Race for the Super Bowl
Tony Dungy's win in Miami was definitely a major event, but a quick look at Super Bowl history shows that the NFL, with its long-disparaging race record, is still far from a level playing field.
At the conclusion of Super Bowl XLI, Tony Dungy hoisted the Vince Lombardi trophy in celebration of becoming the first African American head coach to win a Super Bowl. Considering this landmark event, one might be tempted to believe that the National Football League has entered a new milieu of racial equality. In fact, reality is not so tidy. Super Bowl history does indeed provide insight into racial issues in the NFL, but its lessons are not always positive. A careful examination of the biggest event in American sports shows how far football has progressed toward racial equality -- and how far it still has to go.
Before Dungy and Lovie Smith squared off in the Super Bowl, no African American head coach had ever reached the NFL championship. The fact that two African American coaches should meet in the Super Bowl is particularly astonishing given that, in the 2006-2007 season, black men accounted for only seven of pro football's 32 head coaching positions. The NFL has taken steps to improve its coaching diversity, most notably by instituting the Rooney Rule, which states that all franchises seeking new head coaches must interview minority candidates. But, though this rule seems to be alleviating some of the symptoms of racism, it also testifies to the deep-seated prejudices and long-established traditions that hopeful minority coaches must overcome.
Of course, coaches are not the only football personalities striving for equality. Players have also faced varying degrees of racial prejudice, and the Super Bowl provides examples of their struggle. Particularly revealing are the statistics about the Super Bowl Most Valuable Player award. In the first eight years of the game, no black player was named MVP, and in the first 20 games, only five received the honor.
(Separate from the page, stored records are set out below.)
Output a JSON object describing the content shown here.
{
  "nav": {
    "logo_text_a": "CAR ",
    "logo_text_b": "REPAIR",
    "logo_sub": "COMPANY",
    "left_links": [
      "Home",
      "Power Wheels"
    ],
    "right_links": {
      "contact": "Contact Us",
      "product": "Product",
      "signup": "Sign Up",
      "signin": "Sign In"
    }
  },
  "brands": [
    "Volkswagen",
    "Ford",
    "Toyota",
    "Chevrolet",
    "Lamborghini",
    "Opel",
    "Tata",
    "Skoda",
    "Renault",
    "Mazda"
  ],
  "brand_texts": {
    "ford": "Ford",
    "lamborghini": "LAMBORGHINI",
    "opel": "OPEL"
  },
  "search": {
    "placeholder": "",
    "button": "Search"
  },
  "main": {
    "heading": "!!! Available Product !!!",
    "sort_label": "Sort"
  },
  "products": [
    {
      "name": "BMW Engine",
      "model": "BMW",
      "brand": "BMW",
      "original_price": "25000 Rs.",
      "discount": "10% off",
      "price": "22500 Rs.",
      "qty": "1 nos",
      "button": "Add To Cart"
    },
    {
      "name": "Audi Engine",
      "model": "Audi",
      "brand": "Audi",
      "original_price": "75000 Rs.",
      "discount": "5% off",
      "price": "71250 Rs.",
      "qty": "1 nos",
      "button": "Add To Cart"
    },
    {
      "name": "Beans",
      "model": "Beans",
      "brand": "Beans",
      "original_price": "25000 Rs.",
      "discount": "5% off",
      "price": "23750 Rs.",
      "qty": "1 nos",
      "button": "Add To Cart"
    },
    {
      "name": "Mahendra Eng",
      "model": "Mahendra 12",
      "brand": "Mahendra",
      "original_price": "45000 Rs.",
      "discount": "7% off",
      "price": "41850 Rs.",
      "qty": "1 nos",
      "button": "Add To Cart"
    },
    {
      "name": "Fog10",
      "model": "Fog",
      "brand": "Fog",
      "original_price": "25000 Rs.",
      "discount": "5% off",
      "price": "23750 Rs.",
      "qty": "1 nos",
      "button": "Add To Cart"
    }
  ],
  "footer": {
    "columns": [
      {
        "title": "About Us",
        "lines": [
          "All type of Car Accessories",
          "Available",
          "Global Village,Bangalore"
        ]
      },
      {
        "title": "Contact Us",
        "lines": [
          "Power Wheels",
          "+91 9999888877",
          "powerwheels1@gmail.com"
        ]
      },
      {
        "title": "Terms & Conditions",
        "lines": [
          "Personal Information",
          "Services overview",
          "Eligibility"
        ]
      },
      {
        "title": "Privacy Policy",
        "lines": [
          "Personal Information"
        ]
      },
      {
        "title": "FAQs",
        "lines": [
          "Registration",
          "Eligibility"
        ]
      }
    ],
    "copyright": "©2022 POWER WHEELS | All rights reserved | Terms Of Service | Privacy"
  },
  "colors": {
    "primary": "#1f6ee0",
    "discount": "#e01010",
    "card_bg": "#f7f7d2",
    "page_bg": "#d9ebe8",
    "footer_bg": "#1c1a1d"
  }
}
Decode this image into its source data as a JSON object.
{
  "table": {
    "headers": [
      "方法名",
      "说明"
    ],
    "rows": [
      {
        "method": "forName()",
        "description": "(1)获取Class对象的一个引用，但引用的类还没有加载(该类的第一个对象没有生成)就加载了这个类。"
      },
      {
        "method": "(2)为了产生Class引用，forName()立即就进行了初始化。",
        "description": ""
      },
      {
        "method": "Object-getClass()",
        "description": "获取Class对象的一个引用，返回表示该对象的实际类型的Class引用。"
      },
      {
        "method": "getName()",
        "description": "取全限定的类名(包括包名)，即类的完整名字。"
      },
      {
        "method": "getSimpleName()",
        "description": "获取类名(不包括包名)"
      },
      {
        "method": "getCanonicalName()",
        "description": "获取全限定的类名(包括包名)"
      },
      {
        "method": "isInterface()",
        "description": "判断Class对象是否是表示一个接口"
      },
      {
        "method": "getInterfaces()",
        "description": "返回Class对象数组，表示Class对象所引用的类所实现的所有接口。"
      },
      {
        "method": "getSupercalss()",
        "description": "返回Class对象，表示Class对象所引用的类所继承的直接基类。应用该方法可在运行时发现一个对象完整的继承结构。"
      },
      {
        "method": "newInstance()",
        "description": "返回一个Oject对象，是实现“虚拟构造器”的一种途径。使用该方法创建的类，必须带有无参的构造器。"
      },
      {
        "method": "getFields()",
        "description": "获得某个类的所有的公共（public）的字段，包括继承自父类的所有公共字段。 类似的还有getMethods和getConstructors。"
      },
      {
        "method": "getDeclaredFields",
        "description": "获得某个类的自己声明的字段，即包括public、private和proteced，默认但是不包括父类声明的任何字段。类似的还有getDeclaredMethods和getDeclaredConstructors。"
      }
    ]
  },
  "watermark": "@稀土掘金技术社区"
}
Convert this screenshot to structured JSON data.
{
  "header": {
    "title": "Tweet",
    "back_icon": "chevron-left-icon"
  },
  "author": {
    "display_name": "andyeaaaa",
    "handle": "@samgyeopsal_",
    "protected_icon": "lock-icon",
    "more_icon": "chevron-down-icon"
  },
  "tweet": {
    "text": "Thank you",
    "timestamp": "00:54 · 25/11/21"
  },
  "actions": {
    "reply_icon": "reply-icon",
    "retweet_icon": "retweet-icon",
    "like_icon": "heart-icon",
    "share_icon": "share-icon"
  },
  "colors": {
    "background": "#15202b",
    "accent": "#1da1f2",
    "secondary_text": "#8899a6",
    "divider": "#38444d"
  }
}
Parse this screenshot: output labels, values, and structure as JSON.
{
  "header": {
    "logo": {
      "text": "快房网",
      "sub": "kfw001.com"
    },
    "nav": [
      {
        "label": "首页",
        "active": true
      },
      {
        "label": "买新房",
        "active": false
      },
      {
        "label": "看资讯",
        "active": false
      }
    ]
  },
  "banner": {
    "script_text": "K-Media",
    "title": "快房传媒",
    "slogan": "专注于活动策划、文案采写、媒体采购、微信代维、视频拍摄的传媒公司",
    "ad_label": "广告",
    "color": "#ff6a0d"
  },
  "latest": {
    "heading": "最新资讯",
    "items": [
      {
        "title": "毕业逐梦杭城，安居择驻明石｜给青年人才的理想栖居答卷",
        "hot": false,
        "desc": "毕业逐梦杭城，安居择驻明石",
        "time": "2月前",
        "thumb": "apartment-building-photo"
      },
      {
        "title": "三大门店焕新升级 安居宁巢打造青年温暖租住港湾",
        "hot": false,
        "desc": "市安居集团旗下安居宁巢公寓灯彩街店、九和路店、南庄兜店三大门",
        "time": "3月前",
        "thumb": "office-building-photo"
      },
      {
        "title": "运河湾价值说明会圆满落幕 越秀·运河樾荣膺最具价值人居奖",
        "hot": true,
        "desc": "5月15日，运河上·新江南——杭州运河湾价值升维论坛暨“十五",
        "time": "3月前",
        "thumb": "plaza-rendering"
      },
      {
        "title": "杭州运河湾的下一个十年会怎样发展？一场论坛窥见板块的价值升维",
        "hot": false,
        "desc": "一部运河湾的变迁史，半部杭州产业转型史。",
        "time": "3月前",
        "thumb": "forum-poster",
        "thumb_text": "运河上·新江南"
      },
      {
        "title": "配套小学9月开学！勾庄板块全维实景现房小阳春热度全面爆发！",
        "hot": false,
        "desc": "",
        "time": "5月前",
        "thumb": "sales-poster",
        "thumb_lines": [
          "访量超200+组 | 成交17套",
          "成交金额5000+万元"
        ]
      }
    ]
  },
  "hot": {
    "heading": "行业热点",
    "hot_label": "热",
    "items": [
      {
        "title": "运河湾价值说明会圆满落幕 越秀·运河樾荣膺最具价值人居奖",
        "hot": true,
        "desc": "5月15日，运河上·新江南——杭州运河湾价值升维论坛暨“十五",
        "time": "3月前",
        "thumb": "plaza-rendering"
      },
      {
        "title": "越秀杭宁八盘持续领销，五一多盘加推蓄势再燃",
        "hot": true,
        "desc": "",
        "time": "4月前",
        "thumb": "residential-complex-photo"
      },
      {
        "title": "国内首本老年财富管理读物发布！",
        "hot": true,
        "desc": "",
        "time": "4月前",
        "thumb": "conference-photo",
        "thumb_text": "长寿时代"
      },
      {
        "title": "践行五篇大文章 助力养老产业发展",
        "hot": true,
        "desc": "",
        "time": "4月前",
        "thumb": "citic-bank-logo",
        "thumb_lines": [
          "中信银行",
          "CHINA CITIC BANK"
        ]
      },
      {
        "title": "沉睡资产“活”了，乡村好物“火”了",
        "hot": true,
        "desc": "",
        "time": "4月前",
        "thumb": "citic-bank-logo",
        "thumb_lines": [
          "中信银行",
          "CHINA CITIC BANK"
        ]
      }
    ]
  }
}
Since Super Bowl XX, 11 black players have been named MVP. These statistics suggest, if nothing else, that African American players are at least receiving more credit for their accomplishments on football's biggest stage.
Sadly, not all football players are created equal. Super Bowl history also provides examples of racism at the most prominent position in the sport: the quarterback. Thanks to some very unfortunate comments Rush Limbaugh made in the wake of Super Bowl XXXIX, the issue of racial equality at the quarterback position became an even more significant topic in the dialogue about modern sports. After Philadelphia Eagles starter Donovan McNabb lost the game, Limbaugh basically stated that the media had overrated him in order to turn a black quarterback into a hero. Limbaugh resigned from his ESPN broadcasting job because of the public reaction to his comments, but the issue of racism at the quarterback position did not disappear with the conservative pundit.
Winning the Super Bowl is a defining accomplishment in the career of any football player, but it is especially essential for quarterbacks. Almost all of the most venerated quarterbacks in history own championship rings, and a few of them, such as Joe Montana and Tom Brady, owe a large part of their legacy to their heroics in the postseason. In the biggest games in football history, however, African American quarterbacks have been conspicuously underrepresented. All told, only three of 82 starting Super Bowl quarterbacks have been black, and only one of those men managed to win the game.
The MVP statistics that are generally encouraging for African Americans are alarming when applied to black quarterbacks. In 41 Super Bowls, a quarterback has earned MVP honors 21 times. Only one of those quarterbacks was African American. Doug Williams earned the honor when he led the Washington Redskins to victory by passing for 340 yards and four touchdowns in Super Bowl XXII. Perhaps another African American quarterback will repeat Williams' feat in the near future, but that event is unlikely given the current situation in the NFL. At the end of the 2006 regular season, only seven African Americans were starting professional quarterbacks. And only one of those, Steve McNair of the Baltimore Ravens, made it to the postseason.
The fact that the NFL must continue to strive to provide an environment of equal opportunity for African Americans (to say nothing of other ethnicities) does not diminish the tremendous achievements of Dungy and Smith. If anything, it only increases their significance. These men are not heralds of a newfound age of racial blindness; rather, they are tireless pioneers who struggled their entire lives to reach the highest levels of a system that has, for much of its history, excluded racial minorities. The first Super Bowl meeting between two African American head coaches is unquestionably historic, but future generations will have the task of understanding the event's place in the NFL's legacy in the broader context of its racial makeup.
In the second half of the Super Bowl, a Coca-Cola commercial aired that, in honor of Black History Month in February, praised heroes such as Jackie Robinson and Rosa Parks. The lives of these pioneers shed light on the significance of recent football events. Robinson made history when he first donned a Brooklyn Dodgers jersey in 1947, but the true desegregation of baseball took many years and the effort of countless people. The same lesson applies to Dungy and Smith. Now is not a time to proclaim the end of racial prejudice in football, but it is a moment to celebrate the work of these two special leaders, to remember the contributions of trailblazing head coaches such as Fritz Pollard and Art Shell who came before them, and to look forward to the efforts of those who will draw inspiration from these men and take action to make the NFL a truly level playing field.